Think of a pastor who has a game face, or after-Mass cheeriness, because it’s impossible for a human being truly to relate to so many different needs and individuals all the time without some kind of defense mechanism; some set of phrases to get him through a confession or consultation when he may be having an off day; some way to remove himself from the emotionally draining responsibilities of so many pastoral duties.

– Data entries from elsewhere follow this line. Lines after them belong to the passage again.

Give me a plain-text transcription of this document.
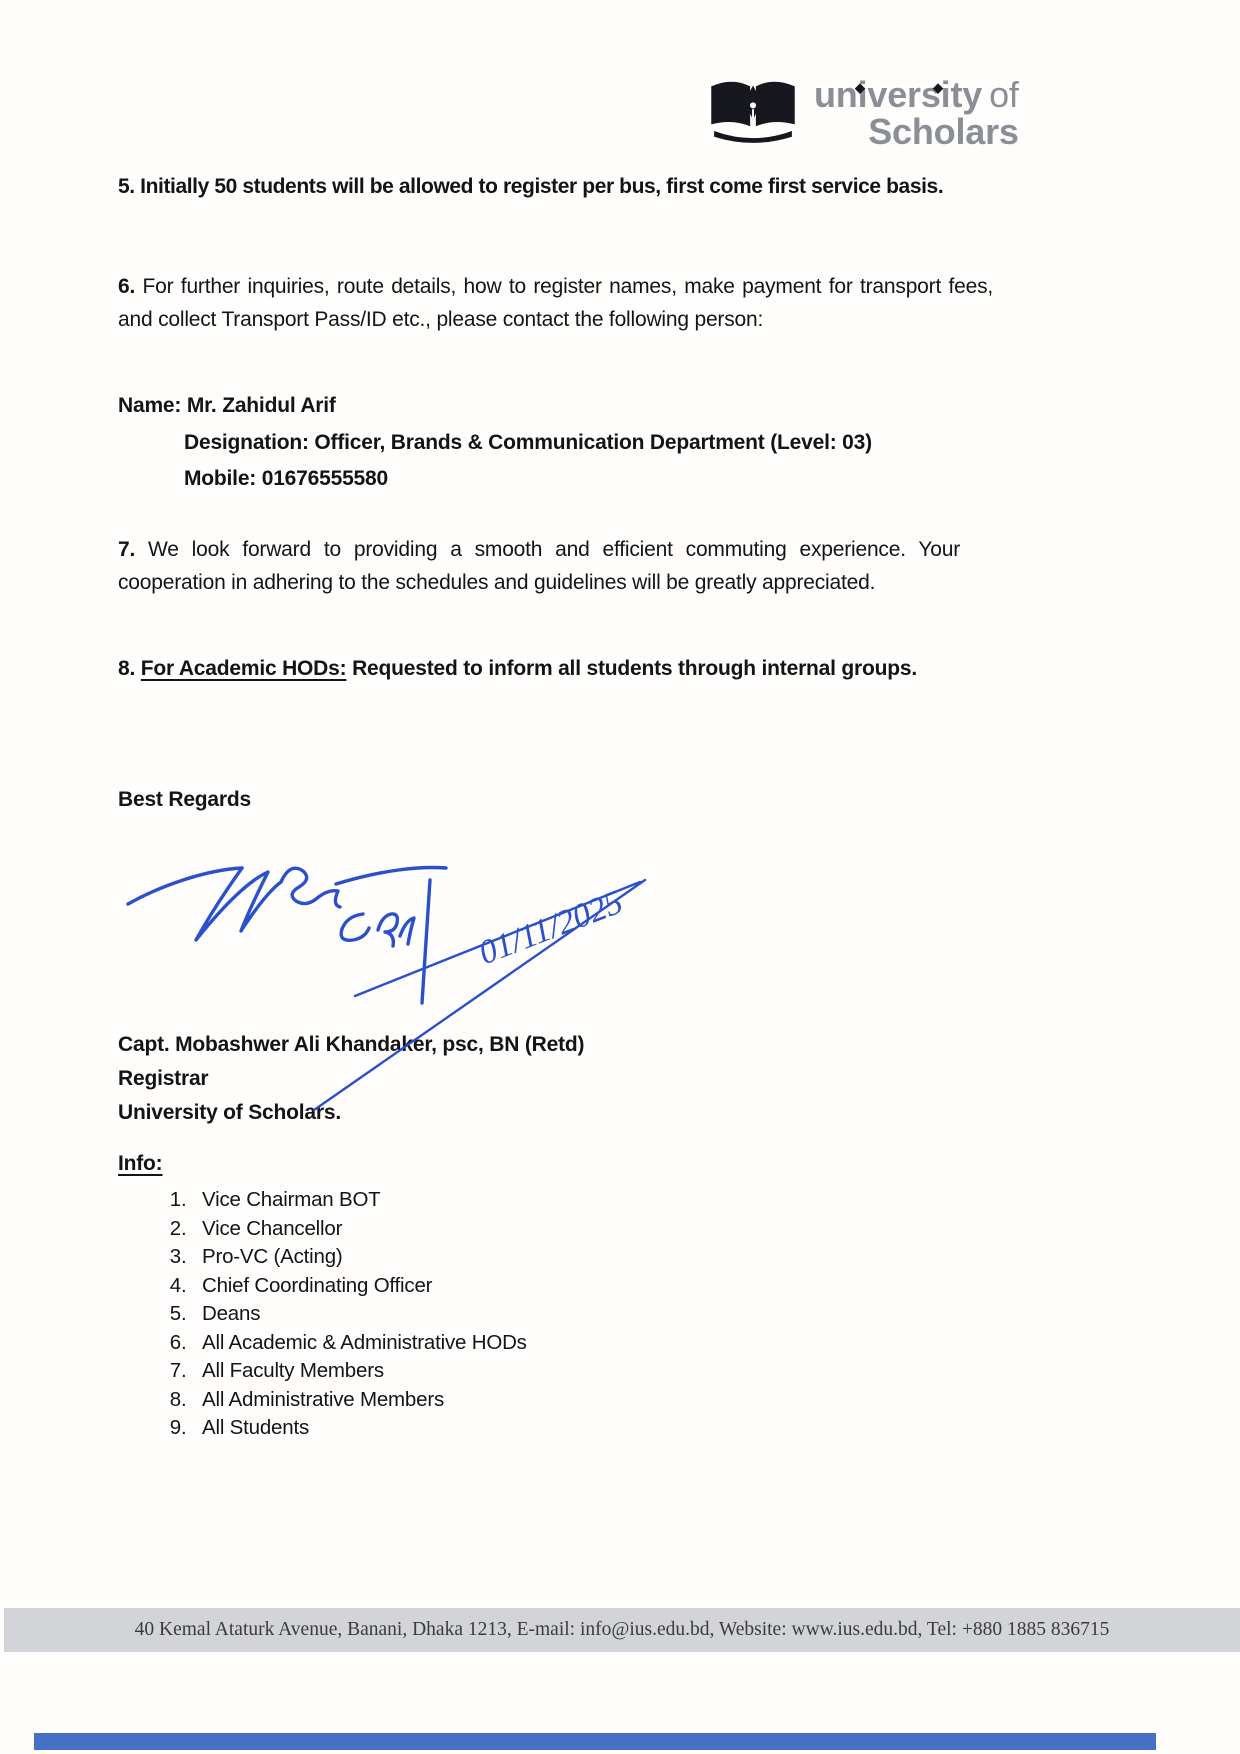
◆ university of ◆
Scholars
5. Initially 50 students will be allowed to register per bus, first come first service basis.
6. For further inquiries, route details, how to register names, make payment for transport fees, and collect Transport Pass/ID etc., please contact the following person:
Name: Mr. Zahidul Arif
Designation: Officer, Brands & Communication Department (Level: 03)
Mobile: 01676555580
7. We look forward to providing a smooth and efficient commuting experience. Your cooperation in adhering to the schedules and guidelines will be greatly appreciated.
8. For Academic HODs: Requested to inform all students through internal groups.
Best Regards
01/11/2025
Capt. Mobashwer Ali Khandaker, psc, BN (Retd)
Registrar
University of Scholars.
Info:
1. Vice Chairman BOT
2. Vice Chancellor
3. Pro-VC (Acting)
4. Chief Coordinating Officer
5. Deans
6. All Academic & Administrative HODs
7. All Faculty Members
8. All Administrative Members
9. All Students
40 Kemal Ataturk Avenue, Banani, Dhaka 1213, E-mail: info@ius.edu.bd, Website: www.ius.edu.bd, Tel: +880 1885 836715
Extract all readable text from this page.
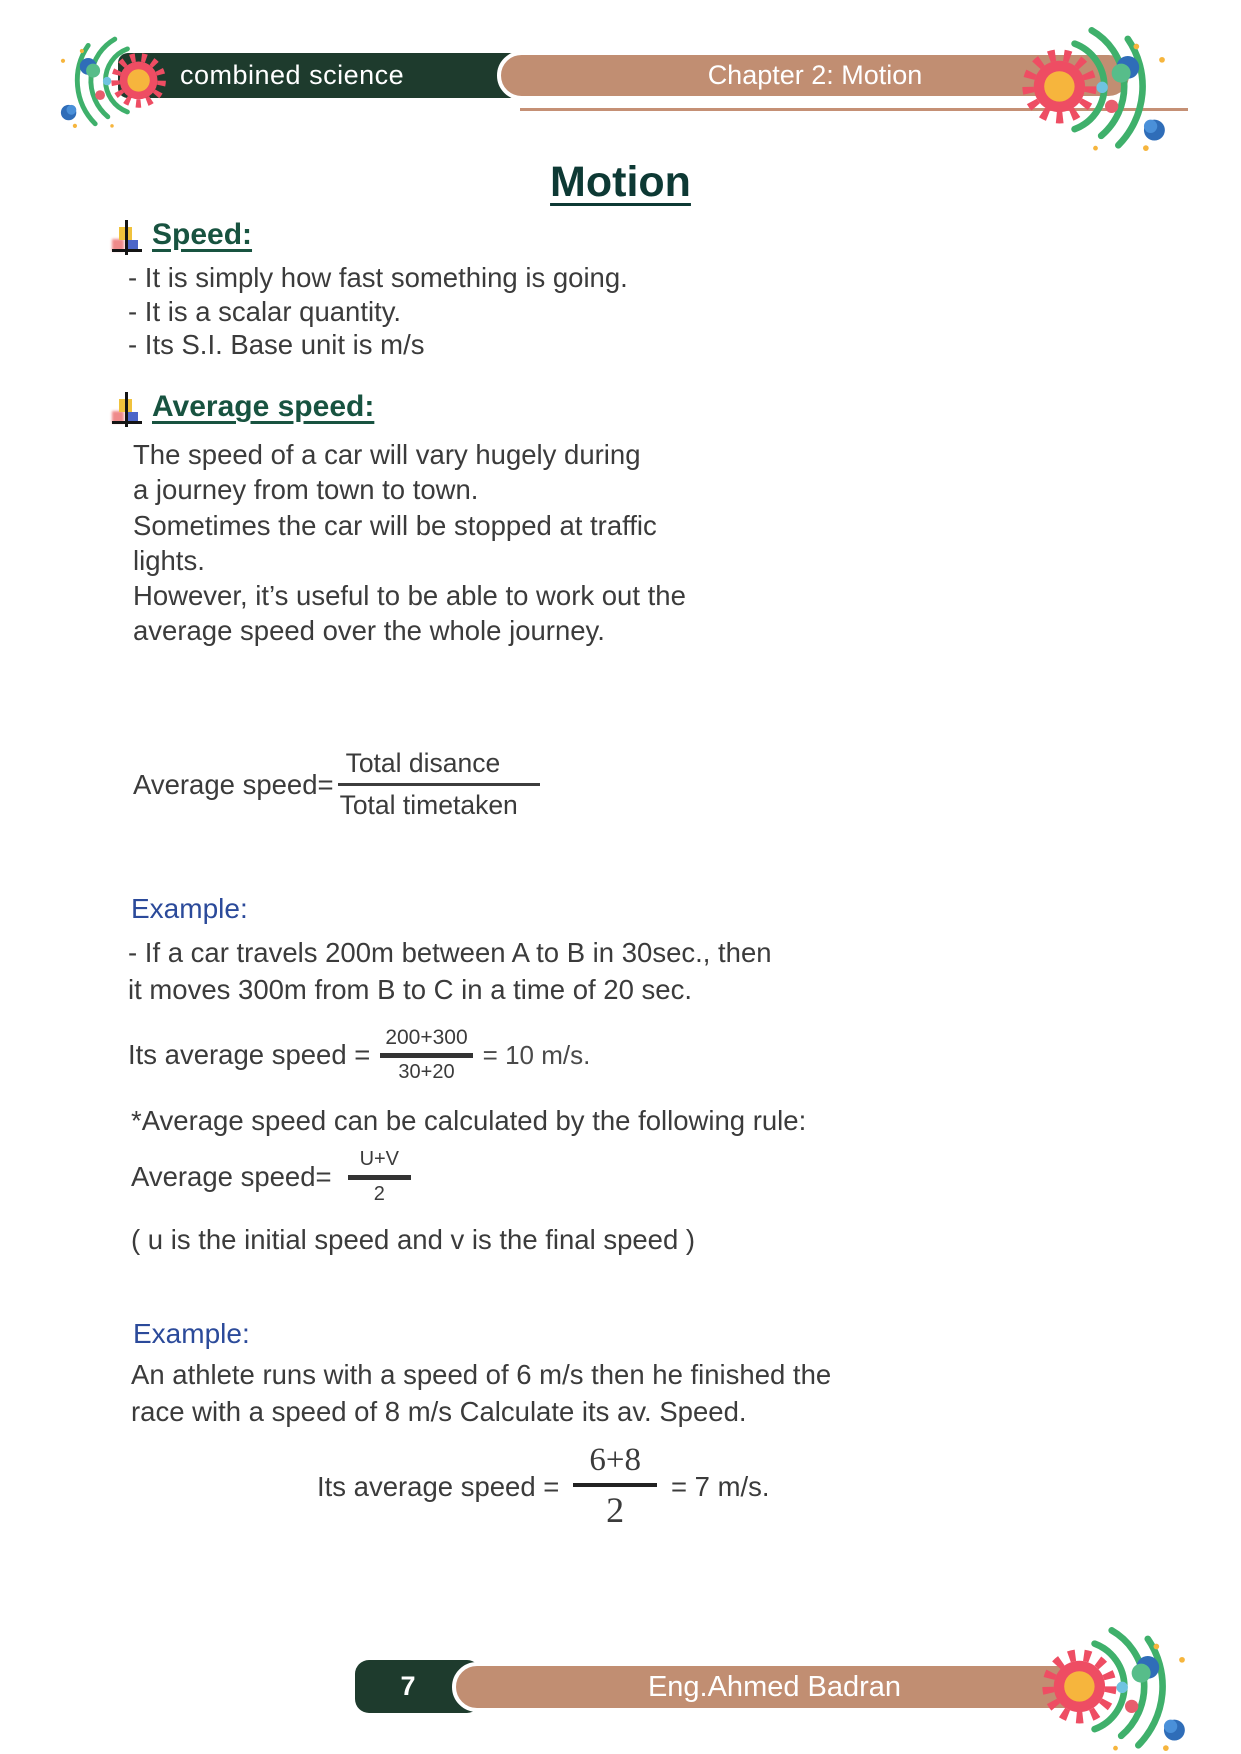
combined science	Chapter 2: Motion
Motion
Speed:
- It is simply how fast something is going.
- It is a scalar quantity.
- Its S.I. Base unit is m/s
Average speed:
The speed of a car will vary hugely during
a journey from town to town.
Sometimes the car will be stopped at traffic
lights.
However, it’s useful to be able to work out the
average speed over the whole journey.
Average speed= $\frac{\text{Total disance}}{\text{Total timetaken}}$
Example:
- If a car travels 200m between A to B in 30sec., then
it moves 300m from B to C in a time of 20 sec.
Its average speed = $\frac{200+300}{30+20} = 10$ m/s.
*Average speed can be calculated by the following rule:
Average speed= $\frac{U+V}{2}$
( u is the initial speed and v is the final speed )
Example:
An athlete runs with a speed of 6 m/s then he finished the
race with a speed of 8 m/s Calculate its av. Speed.
Its average speed = $\frac{6+8}{2} = 7$ m/s.
7	Eng.Ahmed Badran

I would place more emphasis on the authoritarian nature of Mormon leadership positions.  The advice and counsel dispensed by Mormon Bishops and Stake Presidents is held in very high regard by the flock, in many cases the leader is imagined to be the conduit for the advice coming from God himself.  The leader’s advice is rarely questioned in church settings once rendered (although vociferous input may be offered if the leader appears to have not yet reached a decision (i.e. in a Ward Council meeting or similar)).

This can be a lot of pressure for a lay Mormon leader, unless a sort of detachment learned from growing into the role applies.  And I mean not just by learning to deal with people and all of their problems, but also learning to dispense advice that will treated as if it came from heaven itself.